Ideas and concepts for movies and television shows are not protectable under copyright law.  So if you approach a movie director with a script for the next summer blockbuster and the director takes the ideas and concepts from your script, but passes on the script itself, copyright law will not help you.  The best way to protect yourself is with a written confidentiality/non-disclosure agreement.  But what if you have nothing in writing?

This was the situation analyzed by the Court in Montz v. Pilgrim Films.

In that case, Plaintiff Larry Montz, a parapsychologist who came up with an idea in 1981 for a television show about people like him conducting pseudo-scientific investigations at real-world locations.  Apparently twenty years later he was still pitching the idea with no takers.  At least two of the networks he pitched the idea to were NBC and the SyFy channel.

Then in October 2004 SyFy premiered “Ghost Hunters.” In 2006 Montz sued for copyright infringement, breach of an implied contract, and breach of confidence.  Not surprisingly Montz lost on his claim for copyright infringement — SyFy did not use any of his actual scripts or footage.  Montz’s claim for breach of contract and breach of confidence were also dismissed.  Montz appealed.

On appeal, a three judge Ninth Circuit Panel held that Montz’s claims for breach of contract and breach of confidence were preempted by Federal Copyright law.  Montz appealed again to the full Ninth Circuit which heard the appeal en banc.

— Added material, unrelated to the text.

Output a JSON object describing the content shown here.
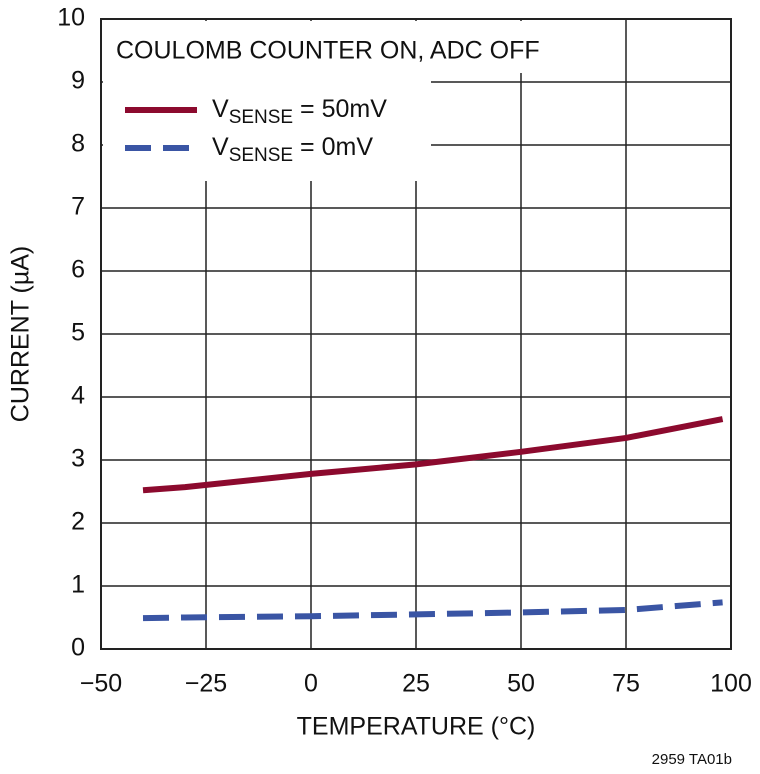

Before the entire Ninth Circuit, the ruling was reversed.  The court held that that breach of an implied contract and breach of confidence claims were not preempted by the Copyright Act.  The court stated,


We again hold that copyright law does not preempt a contract claim where plaintiff alleges a bilateral expectation that he would be compensated for use of the idea, the essential element of a Desny claim that separates it from preempted claims for the use of copyrighted material. We see no meaningful difference between the conditioning of use on payment in Grosso and conditioning use in this case on the granting of a partnership interest in the proceeds of the production. Montz, as did the plaintiffs in Desny and Grosso, has alleged he revealed his concept to defendants reasonably expecting to be compensated, if his concept was used. We conclude that the district court’s judgment dismissing the contractual claim as preempted must be reversed.

. . .

Plaintiffs’ claim for breach of confidence also survives copyright preemption. The claim protects the duty of trust or confidential relationship between the parties, an extra element that makes it qualitatively different from a copyright claim.

The dissent argued that “an action to enforce a promise not to use or to disclose ideas embodied in copyrighted material without authorization asserts rights equivalent to those protected by the Copyright Act.” However, this argument seems to entirely miss the point that ideas are not protected by Copyright law.

The only place for the defendants to appeal at this point is to the United States Supreme Court.  Otherwise this case will be remanded to the District Court where the case will either proceed to trial on Plaintiff’s breach of implied contract and breach of trust claims, or (more likely) be settled by the parties.